A justificativa dada pelo regime de Trump é que o Haiti já teria se recuperado do terremoto de 2010, que motivou a concessão do TPS aos haitianos. No entanto, essa alegação é contraditória e desconsidera a realidade do país. O Haiti ainda enfrenta graves problemas sociais, econômicos e políticos, que foram agravados pelo furacão Matthew em 2016. Além disso, o país ainda sofre com a instabilidade política e a violência armada, dificultando a reconstrução e a retomada do desenvolvimento.
A decisão do governo americano também vai na contramão das ações da comunidade internacional, que tem buscado ajudar o Haiti a superar suas dificuldades. Recentemente, a Organização dos Estados Americanos (OEA) decidiu prorrogar a missão de uma força internacional no país até outubro de 2018. No entanto, essa decisão foi criticada por intelectuais haitianos, que a consideram uma interferência dos Estados Unidos nos assuntos internos do país.

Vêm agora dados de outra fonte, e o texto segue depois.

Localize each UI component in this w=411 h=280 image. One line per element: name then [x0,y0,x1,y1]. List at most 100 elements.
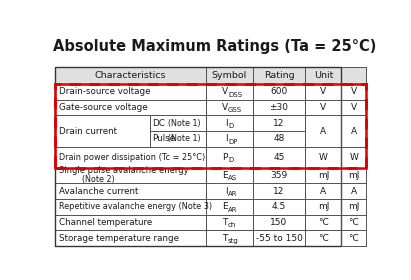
Text: W: W [319,153,328,162]
Text: 12: 12 [273,186,285,196]
Text: I: I [225,186,228,196]
Bar [305,84,341,99]
Bar [253,147,305,168]
Text: DSS: DSS [228,92,242,98]
Text: A: A [351,127,357,136]
Text: mJ: mJ [318,171,329,180]
Bar [55,67,206,84]
Text: V: V [222,87,228,96]
Text: D: D [228,123,233,129]
Text: 150: 150 [270,218,288,227]
Text: V: V [320,103,326,112]
Text: stg: stg [228,238,239,244]
Bar [253,199,305,214]
Bar [206,199,253,214]
Bar [55,99,206,115]
Text: mJ: mJ [318,202,329,211]
Bar [305,67,341,84]
Bar [253,84,305,99]
Text: 12: 12 [273,119,285,128]
Text: Drain current: Drain current [59,127,117,136]
Text: Drain-source voltage: Drain-source voltage [59,87,150,96]
Text: I: I [225,134,228,143]
Text: AR: AR [228,207,238,213]
Bar [305,199,341,214]
Text: ±30: ±30 [270,103,289,112]
Text: Storage temperature range: Storage temperature range [59,234,179,243]
Text: Unit: Unit [314,71,333,80]
Text: -55 to 150: -55 to 150 [256,234,302,243]
Bar [206,147,253,168]
Text: °C: °C [348,234,359,243]
Text: Single pulse avalanche energy: Single pulse avalanche energy [59,166,189,175]
Text: °C: °C [318,218,329,227]
Bar [206,115,253,131]
Text: °C: °C [318,234,329,243]
Text: P: P [222,153,228,162]
Text: A: A [320,186,326,196]
Text: Gate-source voltage: Gate-source voltage [59,103,148,112]
Bar [305,99,341,115]
Bar [305,168,341,183]
Bar [150,115,206,131]
Text: Avalanche current: Avalanche current [59,186,139,196]
Bar [206,99,253,115]
Text: V: V [351,103,357,112]
Text: Absolute Maximum Ratings (Ta = 25°C): Absolute Maximum Ratings (Ta = 25°C) [53,39,376,54]
Text: mJ: mJ [348,202,359,211]
Text: (Note 1): (Note 1) [168,119,200,128]
Text: ch: ch [228,223,236,228]
Text: 48: 48 [273,134,285,143]
Text: W: W [349,153,358,162]
Text: T: T [222,234,228,243]
Text: Rating: Rating [264,71,294,80]
Text: 45: 45 [273,153,285,162]
Text: E: E [222,171,228,180]
Bar [55,84,206,99]
Text: Channel temperature: Channel temperature [59,218,152,227]
Text: 600: 600 [270,87,288,96]
Text: mJ: mJ [348,171,359,180]
Bar [341,115,366,147]
Text: (Note 1): (Note 1) [168,134,200,143]
Text: Repetitive avalanche energy (Note 3): Repetitive avalanche energy (Note 3) [59,202,212,211]
Text: T: T [222,218,228,227]
Text: GSS: GSS [228,107,242,113]
Text: AR: AR [228,191,238,197]
Text: 359: 359 [270,171,288,180]
Text: V: V [320,87,326,96]
Bar [206,183,253,199]
Bar [341,67,366,84]
Bar [206,230,253,246]
Text: I: I [225,119,228,128]
Bar [55,67,366,84]
Text: V: V [222,103,228,112]
Text: Drain power dissipation (Tc = 25°C): Drain power dissipation (Tc = 25°C) [59,153,205,162]
Bar [55,168,206,183]
Bar [206,67,253,84]
Text: DC: DC [152,119,166,128]
Bar [55,199,206,214]
Bar [305,214,341,230]
Bar [206,131,253,147]
Text: DP: DP [228,139,238,145]
Text: °C: °C [348,218,359,227]
Text: A: A [351,186,357,196]
Bar [253,115,305,131]
Bar [253,183,305,199]
Bar [253,168,305,183]
Bar [55,214,206,230]
Text: (Note 2): (Note 2) [82,175,115,184]
Bar [305,183,341,199]
Bar [206,168,253,183]
Bar [150,131,206,147]
Text: Symbol: Symbol [212,71,247,80]
Bar [253,131,305,147]
Text: A: A [320,127,326,136]
Text: AS: AS [228,176,237,181]
Bar [55,230,206,246]
Text: 4.5: 4.5 [272,202,286,211]
Bar [253,214,305,230]
Text: Characteristics: Characteristics [95,71,166,80]
Bar [305,147,341,168]
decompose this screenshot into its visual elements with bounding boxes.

Para esses intelectuais, a política dos EUA em relação ao Haiti é a principal responsável pela manutenção do caos no país. A história da relação entre os dois países é marcada por intervenções militares, exploração econômica e interferência política. Além disso, a postura do governo americano em relação ao Haiti é apenas mais uma demonstração de sua política anti-imigratória, que tem se intensificado desde a posse de Donald Trump.
Diante desses fatos, é importante ressaltar a importância da luta pela justiça e pela igualdade. O Haiti é um país que vem enfrentando grandes desafios há décadas, mas que também tem uma história de resistência e superação. A decisão do regime de Trump apenas demonstra a falta de compromisso dos Estados Unidos com a solidariedade e a cooperação internacional. É preciso lembrar que o país é um dos principais responsáveis pelo caos que assola o Haiti.
É importante destacar também a solidariedade e a acolhida dos países vizinhos, como o Brasil, que tem recebido um grande número de haitianos em busca de melhores condições de vida. Essa atitude é um exemplo de como a cooperação e a ajuda mútua podem ser uma alternativa viável para combater a desigualdade e a violência. É necessário que os países desenvolvidos assumam sua responsabilidade no cenário internacional e reflitam sobre suas políticas que contribuem para a manutenção do caos em países como o Haiti.
Por fim, é importante que os intelectuais haitianos e a população em geral continuem lutando por seus direitos e por um futuro melhor para o país. É necessário denunciar a hipocrisia do governo americano e exigir que sejam tomadas medidas efetivas para ajudar o Haiti a se reconstruir e a superar suas dificuldades. A solidariedade e a união são fundamentais para vencer as injustiças e construir um mundo mais justo e igualitário.